The Department for Work and Pensions has announced a significant new initiative to combat welfare fraud through targeted bank account checks, with the department's chief confirming that a dedicated team is working at full capacity on the operation.
Targeted Reviews and Human Oversight
Appearing before a parliamentary select committee, DWP Permanent Secretary Peter Schofield emphasised that the department is conducting "targeted case reviews" as part of its fraud and error reduction strategy. Schofield stressed that no benefits would be stopped without human intervention, stating that officials review all available evidence before making any decisions.

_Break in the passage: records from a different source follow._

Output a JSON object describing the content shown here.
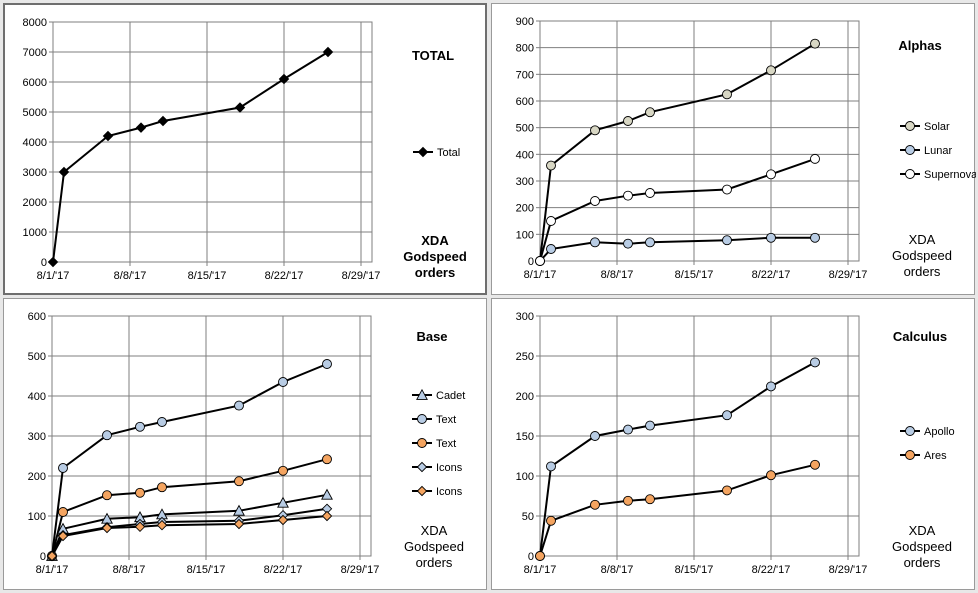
{
  "chart_data": [
    {
      "id": "total",
      "type": "line",
      "title": "TOTAL",
      "x_type": "date",
      "xlim": [
        "2017-08-01",
        "2017-08-30"
      ],
      "x_ticks": [
        "8/1/'17",
        "8/8/'17",
        "8/15/'17",
        "8/22/'17",
        "8/29/'17"
      ],
      "ylim": [
        0,
        8000
      ],
      "y_ticks": [
        "0",
        "1000",
        "2000",
        "3000",
        "4000",
        "5000",
        "6000",
        "7000",
        "8000"
      ],
      "grid": true,
      "legend_position": "right",
      "annotation": [
        "XDA",
        "Godspeed",
        "orders"
      ],
      "annotation_bold": true,
      "series": [
        {
          "name": "Total",
          "marker": "diamond",
          "color": "#000000",
          "x": [
            "2017-08-01",
            "2017-08-02",
            "2017-08-06",
            "2017-08-09",
            "2017-08-11",
            "2017-08-18",
            "2017-08-22",
            "2017-08-26"
          ],
          "values": [
            0,
            3000,
            4200,
            4480,
            4700,
            5150,
            6100,
            7000
          ]
        }
      ]
    },
    {
      "id": "alphas",
      "type": "line",
      "title": "Alphas",
      "x_type": "date",
      "xlim": [
        "2017-08-01",
        "2017-08-30"
      ],
      "x_ticks": [
        "8/1/'17",
        "8/8/'17",
        "8/15/'17",
        "8/22/'17",
        "8/29/'17"
      ],
      "ylim": [
        0,
        900
      ],
      "y_ticks": [
        "0",
        "100",
        "200",
        "300",
        "400",
        "500",
        "600",
        "700",
        "800",
        "900"
      ],
      "grid": true,
      "legend_position": "right",
      "annotation": [
        "XDA",
        "Godspeed",
        "orders"
      ],
      "annotation_bold": false,
      "series": [
        {
          "name": "Solar",
          "marker": "circle",
          "color": "#d8d7c4",
          "x": [
            "2017-08-01",
            "2017-08-02",
            "2017-08-06",
            "2017-08-09",
            "2017-08-11",
            "2017-08-18",
            "2017-08-22",
            "2017-08-26"
          ],
          "values": [
            0,
            358,
            490,
            525,
            558,
            625,
            715,
            815
          ]
        },
        {
          "name": "Lunar",
          "marker": "circle",
          "color": "#b8cce4",
          "x": [
            "2017-08-01",
            "2017-08-02",
            "2017-08-06",
            "2017-08-09",
            "2017-08-11",
            "2017-08-18",
            "2017-08-22",
            "2017-08-26"
          ],
          "values": [
            0,
            45,
            70,
            65,
            70,
            78,
            87,
            87
          ]
        },
        {
          "name": "Supernova",
          "marker": "circle",
          "color": "#ffffff",
          "x": [
            "2017-08-01",
            "2017-08-02",
            "2017-08-06",
            "2017-08-09",
            "2017-08-11",
            "2017-08-18",
            "2017-08-22",
            "2017-08-26"
          ],
          "values": [
            0,
            150,
            225,
            245,
            255,
            268,
            325,
            383
          ]
        }
      ]
    },
    {
      "id": "base",
      "type": "line",
      "title": "Base",
      "x_type": "date",
      "xlim": [
        "2017-08-01",
        "2017-08-30"
      ],
      "x_ticks": [
        "8/1/'17",
        "8/8/'17",
        "8/15/'17",
        "8/22/'17",
        "8/29/'17"
      ],
      "ylim": [
        0,
        600
      ],
      "y_ticks": [
        "0",
        "100",
        "200",
        "300",
        "400",
        "500",
        "600"
      ],
      "grid": true,
      "legend_position": "right",
      "annotation": [
        "XDA",
        "Godspeed",
        "orders"
      ],
      "annotation_bold": false,
      "series": [
        {
          "name": "Cadet",
          "marker": "triangle",
          "color": "#b8cce4",
          "x": [
            "2017-08-01",
            "2017-08-02",
            "2017-08-06",
            "2017-08-09",
            "2017-08-11",
            "2017-08-18",
            "2017-08-22",
            "2017-08-26"
          ],
          "values": [
            0,
            68,
            93,
            97,
            104,
            113,
            133,
            153
          ]
        },
        {
          "name": "Text",
          "marker": "circle",
          "color": "#b8cce4",
          "x": [
            "2017-08-01",
            "2017-08-02",
            "2017-08-06",
            "2017-08-09",
            "2017-08-11",
            "2017-08-18",
            "2017-08-22",
            "2017-08-26"
          ],
          "values": [
            0,
            220,
            302,
            323,
            335,
            376,
            435,
            480
          ]
        },
        {
          "name": "Text",
          "marker": "circle",
          "color": "#f4a460",
          "x": [
            "2017-08-01",
            "2017-08-02",
            "2017-08-06",
            "2017-08-09",
            "2017-08-11",
            "2017-08-18",
            "2017-08-22",
            "2017-08-26"
          ],
          "values": [
            0,
            110,
            152,
            158,
            172,
            187,
            213,
            242
          ]
        },
        {
          "name": "Icons",
          "marker": "diamond",
          "color": "#b8cce4",
          "x": [
            "2017-08-01",
            "2017-08-02",
            "2017-08-06",
            "2017-08-09",
            "2017-08-11",
            "2017-08-18",
            "2017-08-22",
            "2017-08-26"
          ],
          "values": [
            0,
            52,
            72,
            80,
            85,
            88,
            102,
            118
          ]
        },
        {
          "name": "Icons",
          "marker": "diamond",
          "color": "#f4a460",
          "x": [
            "2017-08-01",
            "2017-08-02",
            "2017-08-06",
            "2017-08-09",
            "2017-08-11",
            "2017-08-18",
            "2017-08-22",
            "2017-08-26"
          ],
          "values": [
            0,
            50,
            70,
            73,
            77,
            80,
            90,
            100
          ]
        }
      ]
    },
    {
      "id": "calculus",
      "type": "line",
      "title": "Calculus",
      "x_type": "date",
      "xlim": [
        "2017-08-01",
        "2017-08-30"
      ],
      "x_ticks": [
        "8/1/'17",
        "8/8/'17",
        "8/15/'17",
        "8/22/'17",
        "8/29/'17"
      ],
      "ylim": [
        0,
        300
      ],
      "y_ticks": [
        "0",
        "50",
        "100",
        "150",
        "200",
        "250",
        "300"
      ],
      "grid": true,
      "legend_position": "right",
      "annotation": [
        "XDA",
        "Godspeed",
        "orders"
      ],
      "annotation_bold": false,
      "series": [
        {
          "name": "Apollo",
          "marker": "circle",
          "color": "#b8cce4",
          "x": [
            "2017-08-01",
            "2017-08-02",
            "2017-08-06",
            "2017-08-09",
            "2017-08-11",
            "2017-08-18",
            "2017-08-22",
            "2017-08-26"
          ],
          "values": [
            0,
            112,
            150,
            158,
            163,
            176,
            212,
            242
          ]
        },
        {
          "name": "Ares",
          "marker": "circle",
          "color": "#f4a460",
          "x": [
            "2017-08-01",
            "2017-08-02",
            "2017-08-06",
            "2017-08-09",
            "2017-08-11",
            "2017-08-18",
            "2017-08-22",
            "2017-08-26"
          ],
          "values": [
            0,
            44,
            64,
            69,
            71,
            82,
            101,
            114
          ]
        }
      ]
    }
  ]
}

"In our fraud and error work, we don't stop any benefits without a human looking at this, reviewing all the evidence from all sorts of different sources that they've got," Schofield explained. "This includes understanding markers of vulnerability or complex needs as well, and then making a decision off the back of that."

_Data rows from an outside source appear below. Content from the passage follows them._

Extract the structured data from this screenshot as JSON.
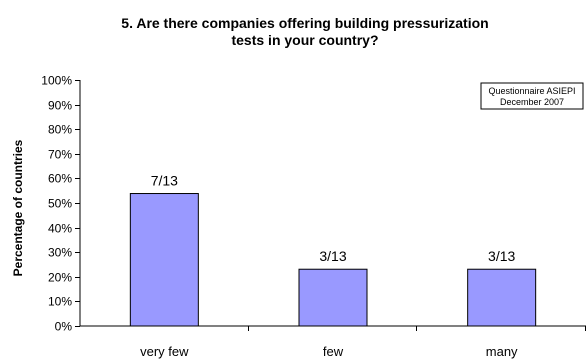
{
  "chart_data": {
    "type": "bar",
    "title_lines": [
      "5. Are there companies offering building pressurization",
      "tests in your country?"
    ],
    "categories": [
      "very few",
      "few",
      "many"
    ],
    "values": [
      53.85,
      23.08,
      23.08
    ],
    "data_labels": [
      "7/13",
      "3/13",
      "3/13"
    ],
    "ylabel": "Percentage of countries",
    "xlabel": "",
    "ylim": [
      0,
      100
    ],
    "ytick_labels": [
      "0%",
      "10%",
      "20%",
      "30%",
      "40%",
      "50%",
      "60%",
      "70%",
      "80%",
      "90%",
      "100%"
    ],
    "grid": false,
    "legend": null,
    "annotation_lines": [
      "Questionnaire ASIEPI",
      "December 2007"
    ],
    "colors": {
      "bar_fill": "#9999ff",
      "bar_stroke": "#000000",
      "axis": "#000000"
    }
  }
}
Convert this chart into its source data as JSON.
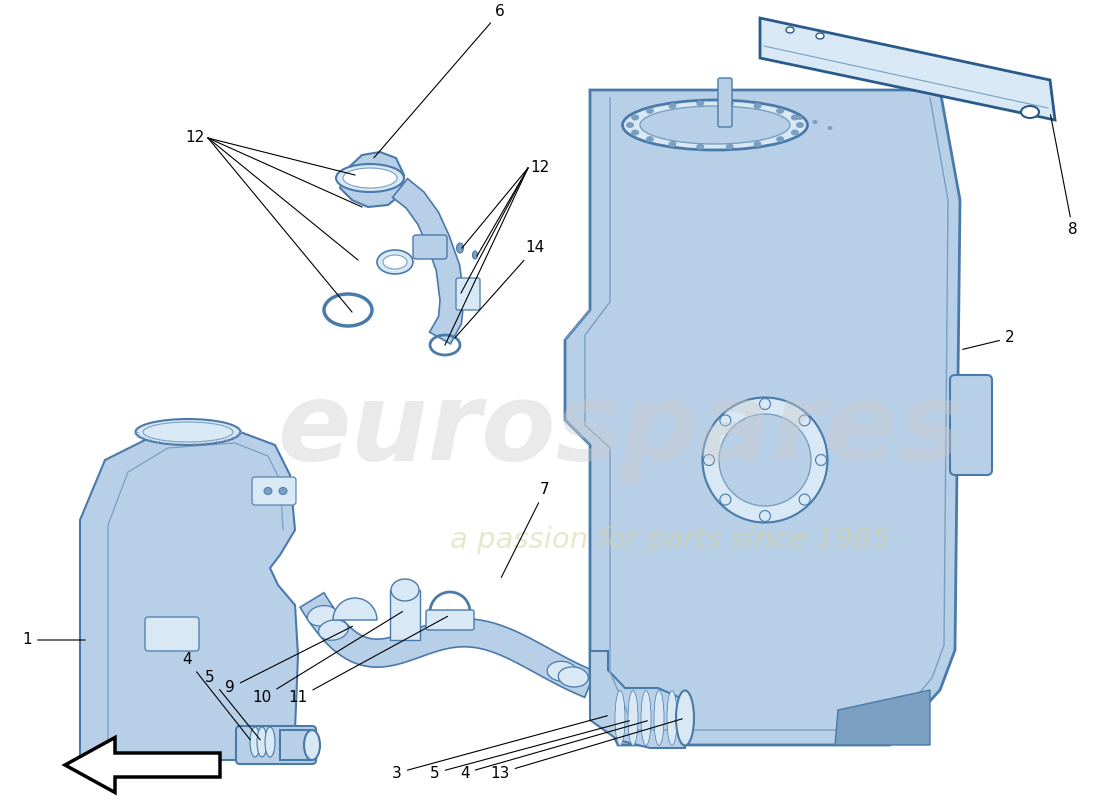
{
  "bg_color": "#ffffff",
  "fill": "#b8cfe8",
  "edge": "#4a7aaa",
  "dark": "#7a9fc0",
  "light": "#d8e8f5",
  "edge2": "#2a5a8a",
  "label_fs": 11,
  "leader_lw": 0.8,
  "part_lw": 1.5,
  "watermark1": "eurospares",
  "watermark2": "a passion for parts since 1985"
}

Initial Focus on Three Key Benefits
The bank account monitoring programme will initially focus on three specific benefits that have demonstrated the highest rates of fraud and error:
- Universal Credit
- Employment and Support Allowance (ESA)
- Pension Credit
Notably, the state pension has been exempted from these new checking procedures. The DWP has identified that these three benefits represent areas where improved verification could yield significant savings and reduce incorrect payments.
Major Banking Institutions Involved
Under the new anti-fraud measures, the fifteen largest banks and building societies in the United Kingdom will be required to cooperate with the DWP's verification processes. These financial institutions collectively handle the vast majority of benefit payments across the country.

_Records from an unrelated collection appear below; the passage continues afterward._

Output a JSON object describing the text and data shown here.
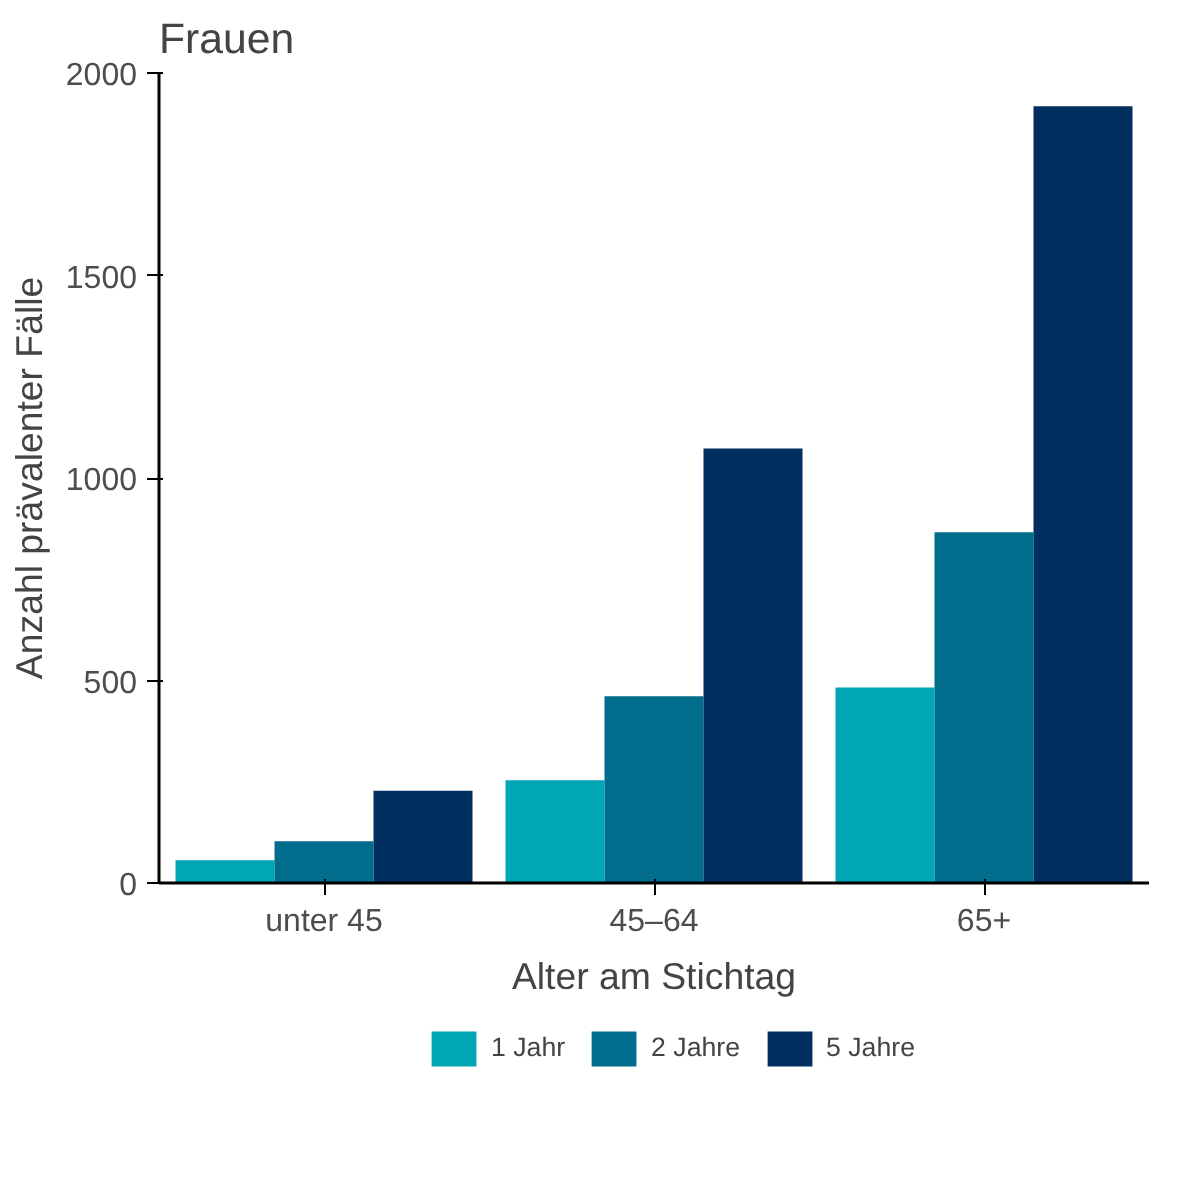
{
  "chart_data": {
    "type": "bar",
    "title": "Frauen",
    "xlabel": "Alter am Stichtag",
    "ylabel": "Anzahl prävalenter Fälle",
    "categories": [
      "unter 45",
      "45–64",
      "65+"
    ],
    "series": [
      {
        "name": "1 Jahr",
        "color": "#00a6b4",
        "values": [
          56,
          254,
          483
        ]
      },
      {
        "name": "2 Jahre",
        "color": "#006d8c",
        "values": [
          103,
          461,
          866
        ]
      },
      {
        "name": "5 Jahre",
        "color": "#002f60",
        "values": [
          228,
          1073,
          1918
        ]
      }
    ],
    "ylim": [
      0,
      2000
    ],
    "yticks": [
      0,
      500,
      1000,
      1500,
      2000
    ],
    "grid": false,
    "legend": "bottom"
  }
}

The complete list of banks involved in the programme includes:
- Bank of Scotland
- Barclays
- Halifax
- HSBC
- Lloyds Bank
- Metro Bank
- Monzo Bank Limited
- NatWest
- Nationwide
- Santander
- Starling Bank
- The Co-operative Bank
- Royal Bank of Scotland (RBS)
- TSB
- Yorkshire Bank
Comprehensive Coverage of Benefit Payments
The DWP has confirmed that these fifteen financial institutions receive over 97 per cent of all payments made to benefit claimants across the United Kingdom. This comprehensive coverage ensures that the new checking system will apply to the overwhelming majority of individuals receiving state support.
"We know that the vast majority of DWP claimants bank with, and have their benefits paid into, the largest 15 banks in the UK," a department spokesperson stated. "These banks and building societies receive over 97 per cent of all payments to DWP claimants."
Independent Oversight and Safeguards
In response to concerns about the potential overreach of these new powers, the DWP has established a framework of independent oversight and parliamentary reporting requirements. The department's guidelines specifically address concerns that were raised about the potential for draconian implementation.
The framework states: "There will be independent oversight and reporting of Eligibility Verification powers to Parliament. The Secretary of State will appoint an independent body or person, following an open selection process, to review and report annually on how the powers have been exercised."
This independent oversight will assess whether the powers have been used in accordance with legislation, evaluate the actions taken by financial institutions, and determine the effectiveness of the measures in identifying incorrect payments. The Labour Party government has identified welfare fraud reduction as a significant policy priority, with these new bank checking powers forming a central component of their approach to ensuring benefit payments reach only those who are legitimately entitled to them.